While a section of the transporters, the All Pakistan Goods Transport Association (APGTA) called off the strike after successful talks with the Punjab government on Friday, the rest of the transporters have vowed to continue the disruption. 

Manufacturers and exporters from the textile industry, which earns Pakistan the highest amount in exports, have estimated their daily losses at more than $60 million. 

Kamran Arshad, chairman of the All Pakistan Textile Mills Association (APTMA), said these losses were on account of disruption to exports as well as demurrage and detention charges that affected traders are bound to pay at local ports.
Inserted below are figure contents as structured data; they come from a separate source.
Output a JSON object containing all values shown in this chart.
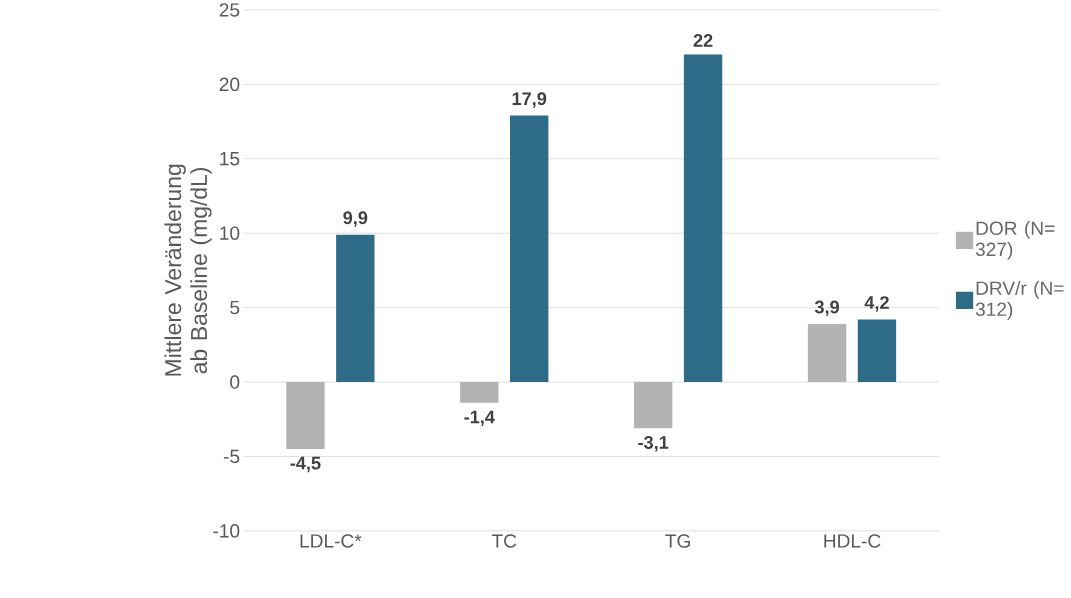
{
  "chart_data": {
    "type": "bar",
    "ylabel": "Mittlere Veränderung ab Baseline (mg/dL)",
    "categories": [
      "LDL-C*",
      "TC",
      "TG",
      "HDL-C"
    ],
    "series": [
      {
        "name": "DOR (N= 327)",
        "color": "#b3b3b3",
        "values": [
          -4.5,
          -1.4,
          -3.1,
          3.9
        ],
        "value_labels": [
          "-4,5",
          "-1,4",
          "-3,1",
          "3,9"
        ]
      },
      {
        "name": "DRV/r (N= 312)",
        "color": "#2e6b87",
        "values": [
          9.9,
          17.9,
          22,
          4.2
        ],
        "value_labels": [
          "9,9",
          "17,9",
          "22",
          "4,2"
        ]
      }
    ],
    "ylim": [
      -10,
      25
    ],
    "yticks": [
      -10,
      -5,
      0,
      5,
      10,
      15,
      20,
      25
    ],
    "grid": "y",
    "legend": "right"
  }
}
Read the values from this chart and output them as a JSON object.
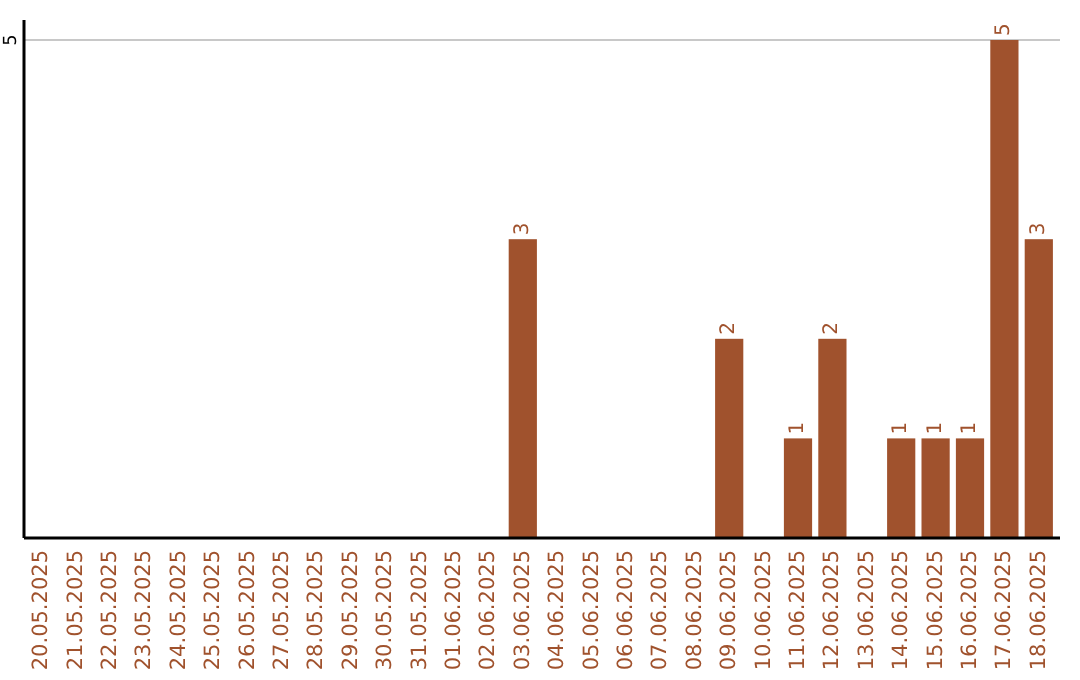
{
  "chart_data": {
    "type": "bar",
    "categories": [
      "20.05.2025",
      "21.05.2025",
      "22.05.2025",
      "23.05.2025",
      "24.05.2025",
      "25.05.2025",
      "26.05.2025",
      "27.05.2025",
      "28.05.2025",
      "29.05.2025",
      "30.05.2025",
      "31.05.2025",
      "01.06.2025",
      "02.06.2025",
      "03.06.2025",
      "04.06.2025",
      "05.06.2025",
      "06.06.2025",
      "07.06.2025",
      "08.06.2025",
      "09.06.2025",
      "10.06.2025",
      "11.06.2025",
      "12.06.2025",
      "13.06.2025",
      "14.06.2025",
      "15.06.2025",
      "16.06.2025",
      "17.06.2025",
      "18.06.2025"
    ],
    "values": [
      null,
      null,
      null,
      null,
      null,
      null,
      null,
      null,
      null,
      null,
      null,
      null,
      null,
      null,
      3,
      null,
      null,
      null,
      null,
      null,
      2,
      null,
      1,
      2,
      null,
      1,
      1,
      1,
      5,
      3
    ],
    "data_labels": true,
    "color": "#a0522d",
    "ylim": [
      0,
      5
    ],
    "yticks": [
      5
    ],
    "ref_lines": [
      {
        "axis": "y",
        "value": 5,
        "color": "#c8c8c8"
      }
    ]
  }
}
“I have estimated disruption to as much as $60 million ($540 million for nine-day losses) worth of exports and demurrage and detention charges of up to $300 per container per day stuck at ports,” Arshad said.

Arshad lamented that the textile industry was facing a critical situation as raw materials and essential inputs were stuck at ports and not reaching factories. On the other hand, finished export consignments were also unable to reach ports, he said. 

“Containers are stuck at mills, ports and depots and inventories are building up,” the APTMA chief said. “And backlogs are growing by the day.”

Pakistan Textile Exporters Association (PTEA) Patron-in-Chief Khurram Mukhtar calculated Pakistan’s monthly average textile exports at $1.5 billion.

“An eight-day transport shutdown alone has already caused approximately $400 million in export losses, with severe supply chain disruptions on top,” Mukhtar said. 

’BIG HIT’ TO EXPORTS

Prime Minister Shehbaz Sharif has tasked his government to ensure sustained economic growth through an export-driven economy. However, Pakistan’s exports have shown far from promising results, falling by 15 percent to $2.4 billion in November, according to data by the Pakistan Bureau of Statistics (PBS). 

From the July-November period of this fiscal year, the country’s exports declined by six percent to $12.8 billion, while imports surged by 13 percent to $28.3 billion. This widened the trade deficit by 37 percent to $15.5 billion.

Arshad said other than financial losses, the trade industry was suffering from “serious reputational damage” when it came to international buyers due to the strike’s disruptions. 

“Missed delivery schedules result in cancelations and loss of future orders,” he told Arab News. “And once a buyer is lost, it is extremely difficult to regain their confidence.”

Rehan Hanif, president of the Karachi Chamber of Commerce and Industry (KCCI), agreed. 

“Our exports are already in trouble forcing us to run after dollars, so the exports are going to take a big hit,” Hanif explained. 

He urged the government to engage transporters and address their “genuine” demands immediately. 

Information Minister Attaullah Tarar and Finance Adviser Khurram Schehzad did not respond to queries sent by Arab News till the filing of this report. 

Hanif said the prolonged strike had created a huge backlog of cargos at local ports.

“They would have no space for more containers if this strike persisted for a couple of more days,” he said. “Pakistan’s daily losses from the strike are running in billions of rupees.”

POSSIBLE INFLATION SPIKE

However, Karachi Port Trust spokesperson Shariq Amin Farooqui rejected Hanif’s claims, saying that cargo “is coming and leaving” the country’s largest port smoothly. 

Pakistan’s inflation rose by 6.1 percent in November and is expected to fall in the SBP’s target range of 5 to 7 percent this financial year, which is ending in June. 

Pakistan’s current account balance reported a $112 million deficit in October from an $83 million surplus in September, according to the central bank. 

Mehanti warned the strike could pose dangers to Pakistan’s hard-earned macroeconomic stability.

“Inflation will be higher, and the current account deficit will be higher due to challenging economic situation,” he said.